Nothing existed but us. Our own little forever.
****
I was awake when his heart stopped. Stoic tears fell as they tried to bring him back, but he was gone. It happened so fast. He was holding my hand and then he was gone. When they announced his time of death a wave of grief nearly forced me to my knees. I staggered forward and grabbed Des’s hand holding it to my face as I wailed. I was empty. Hours before everything had been in place. That was gone. It left with Des’s last heartbeat.
Part of me died with Desmond. I was okay with that. I told myself that he needed a piece of me. He promised I’d always be with him. And I was okay with him having it.
****
The next few days were a blur of emptiness and distractions. I managed to get it all in order. The funeral. The Michaels Foundation succession. The press releases.

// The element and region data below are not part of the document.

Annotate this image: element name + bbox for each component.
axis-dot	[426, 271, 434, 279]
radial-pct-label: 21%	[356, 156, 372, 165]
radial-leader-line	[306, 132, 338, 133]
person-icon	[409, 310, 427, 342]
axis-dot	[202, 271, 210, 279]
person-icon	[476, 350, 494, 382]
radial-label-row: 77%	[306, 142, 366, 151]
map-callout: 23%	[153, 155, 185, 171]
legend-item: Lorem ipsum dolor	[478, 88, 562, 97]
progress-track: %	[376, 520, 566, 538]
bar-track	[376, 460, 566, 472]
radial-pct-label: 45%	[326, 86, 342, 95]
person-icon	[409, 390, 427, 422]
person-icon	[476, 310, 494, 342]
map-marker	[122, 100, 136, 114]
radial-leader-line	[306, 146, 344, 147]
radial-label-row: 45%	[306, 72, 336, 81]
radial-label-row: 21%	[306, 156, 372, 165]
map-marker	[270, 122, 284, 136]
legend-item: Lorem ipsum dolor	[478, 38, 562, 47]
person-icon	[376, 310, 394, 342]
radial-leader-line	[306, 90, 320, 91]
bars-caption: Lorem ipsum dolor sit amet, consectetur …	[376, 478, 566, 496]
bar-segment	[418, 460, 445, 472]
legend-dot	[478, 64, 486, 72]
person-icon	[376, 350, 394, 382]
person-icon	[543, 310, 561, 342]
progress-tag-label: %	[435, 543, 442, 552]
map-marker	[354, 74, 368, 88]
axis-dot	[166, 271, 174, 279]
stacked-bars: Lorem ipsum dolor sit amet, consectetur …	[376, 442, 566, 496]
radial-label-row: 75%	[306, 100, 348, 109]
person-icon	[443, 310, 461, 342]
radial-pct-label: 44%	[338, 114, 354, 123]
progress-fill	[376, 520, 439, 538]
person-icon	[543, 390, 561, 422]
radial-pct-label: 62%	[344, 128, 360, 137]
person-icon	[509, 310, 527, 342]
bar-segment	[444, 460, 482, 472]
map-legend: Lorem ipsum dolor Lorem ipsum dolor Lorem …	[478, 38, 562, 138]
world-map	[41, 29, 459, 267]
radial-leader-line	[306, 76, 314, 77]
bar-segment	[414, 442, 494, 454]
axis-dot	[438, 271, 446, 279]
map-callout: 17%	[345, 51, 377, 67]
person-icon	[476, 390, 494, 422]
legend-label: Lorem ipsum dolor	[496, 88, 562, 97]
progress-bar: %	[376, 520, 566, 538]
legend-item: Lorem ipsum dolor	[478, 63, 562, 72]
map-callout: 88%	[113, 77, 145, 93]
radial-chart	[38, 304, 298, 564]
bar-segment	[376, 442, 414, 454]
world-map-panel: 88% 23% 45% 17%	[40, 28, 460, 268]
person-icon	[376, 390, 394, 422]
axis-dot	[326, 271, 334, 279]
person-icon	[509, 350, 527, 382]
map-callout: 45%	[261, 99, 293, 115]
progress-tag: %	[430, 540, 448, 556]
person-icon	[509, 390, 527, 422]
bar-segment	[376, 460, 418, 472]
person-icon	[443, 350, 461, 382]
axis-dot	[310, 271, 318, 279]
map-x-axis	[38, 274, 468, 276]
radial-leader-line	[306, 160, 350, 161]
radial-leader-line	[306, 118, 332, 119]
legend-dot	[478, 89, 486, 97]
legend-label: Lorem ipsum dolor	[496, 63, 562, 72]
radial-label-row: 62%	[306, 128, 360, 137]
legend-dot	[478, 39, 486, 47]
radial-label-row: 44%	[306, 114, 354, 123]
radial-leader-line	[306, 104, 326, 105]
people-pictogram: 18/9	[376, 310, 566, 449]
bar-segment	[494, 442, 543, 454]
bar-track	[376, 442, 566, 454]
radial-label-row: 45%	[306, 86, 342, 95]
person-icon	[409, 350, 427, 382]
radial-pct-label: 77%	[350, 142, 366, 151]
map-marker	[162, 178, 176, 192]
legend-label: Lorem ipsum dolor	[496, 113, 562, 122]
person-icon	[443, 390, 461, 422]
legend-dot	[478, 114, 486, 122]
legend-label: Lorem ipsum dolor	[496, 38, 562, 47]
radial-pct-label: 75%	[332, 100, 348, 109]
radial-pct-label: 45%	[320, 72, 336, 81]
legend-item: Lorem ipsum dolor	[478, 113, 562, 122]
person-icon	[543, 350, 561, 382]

When I finally managed to take those first steps toward the building doors, I ran back down and threw up my breakfast. After the heaving stopped I wiped at my mouth and turned around. I grabbed an Altoid from my purse and let it sting my tongue. Once it dissolved I straightened my spine and climbed the stairs. The room was filled. Press cameras lined up the back and a video of Desmond speaking was playing on a screen.
“Our focus isn’t on how the disease came to be, but the lives it affects now and the way that society perceives us. There is no cure, nothing seemingly close on the horizon… So what do we do?” He smiled as he walked across the stage, the camera panned across a captivated audience. I saw myself next to the crowd. A lone tear had fallen down my cheek as I spoke into a bulky headset. That was it. That was the moment I fell for him.
“We are not pariahs, merely instruments of change. A change society needs to recognize. It’s time to bring this issue to light, if not for us then for our loved ones. We can change the world. My foundation will change the face of HIV, even if it’s one teenager, one twenty-something, one adult at a time. That’s a promise.”

Tears began to fall as I glanced around the room. We had. All of these people had come to mourn a man that demanded equal treatment. Cameras were all trained on the mourners. People were standing in the back and alongside the aisles. Lives that Desmond touched were in this room. Watching at home. Watching around the world.